I read some of the posts below, good replies.

I would suggest reading several psychology books on poker. Each have their own tid bit of information that helps your game.

Psychology of Poker:
PoP is a good book to allow you to get into player's minds. I also like some of the recommendations he made about handling other players. Not pissing them off by comments or insults. Make them feel comfortable when they suckout on you not angry like they want to bust you. If they make a strange play ask them why in a nice way. You get insights to their play. It alway helps you identify your playing style. I like to keep opponents predictable, raise when I am behind, call when I am ahead, not bluffing. maximize my profits and reduce theirs. Psychologu of Poker shows the path to put the blinders on the weaker players and guide then down your road of profit.

Mike Caro's Book of Tells:
This books looks silly on the inside. You read this and think "what idiot does these tells"... EVERYONE. Good book to read for learning to read players. It is most useful when dealing with weaker players, and thats most of them [img]/images/graemlins/smile.gif[/img] I have used the knowledge in this book very very effectively.

Tao of Poker, Zen of Poker:
These books are good to get in the right frame of mind. They didnt do crap for me but for others they are the right book. It just didn't put it in a perspective I felt.

Ace on the River:
This accomplished what the 2 above did not, mental focus and purpose.
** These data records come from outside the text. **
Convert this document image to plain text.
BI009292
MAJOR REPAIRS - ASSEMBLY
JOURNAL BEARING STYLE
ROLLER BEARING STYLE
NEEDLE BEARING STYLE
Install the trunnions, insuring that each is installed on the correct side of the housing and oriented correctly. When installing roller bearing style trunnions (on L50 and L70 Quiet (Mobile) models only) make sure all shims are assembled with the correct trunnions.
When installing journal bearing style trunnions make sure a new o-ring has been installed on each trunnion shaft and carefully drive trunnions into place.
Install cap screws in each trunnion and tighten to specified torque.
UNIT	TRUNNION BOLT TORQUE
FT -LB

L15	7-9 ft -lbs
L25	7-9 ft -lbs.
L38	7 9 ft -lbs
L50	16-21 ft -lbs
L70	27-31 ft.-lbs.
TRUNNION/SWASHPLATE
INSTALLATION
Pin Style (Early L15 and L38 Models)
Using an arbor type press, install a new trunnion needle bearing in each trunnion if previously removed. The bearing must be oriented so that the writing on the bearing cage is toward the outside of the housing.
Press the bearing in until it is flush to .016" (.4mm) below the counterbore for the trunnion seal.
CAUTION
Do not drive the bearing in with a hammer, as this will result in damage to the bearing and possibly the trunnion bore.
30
Phil Hellmuth books and videos:
Even though I don't like his analysis and math strategies for hands, he does always drop little pieces of information on players more than many other poker play books. Things that you only can learn with experience. His video is terrible except for the tells part. That was good. I have only seen the 1st 2 so dont burn me if he improved.

My own 2 cents:
One thing I can't stress enough is to be intraspecive (look within ones self to understand others). We are all humans and we all have the same instinctive reactions to things. Takes a lot of concentration and training to break these habits. If you are honest with yourself and identify your instinctive reactions you can see them in others. Some players can do that some can't.

EXAMPLE:
Weak means strong, strong means weak. Caro said this over and over in his book and its true. Your job is to find out how a player does this. I had to train myself to think of other things when I am in a hand not to give this tell off. I found that if I thought about the hand, the player, or if he's calling, I instinctively react when I am weak by talking or body language and act relaxed when I am ahead. I stopped that tell as best I could. Because I realized that tell in myself I can now see it in others. Be intraspective.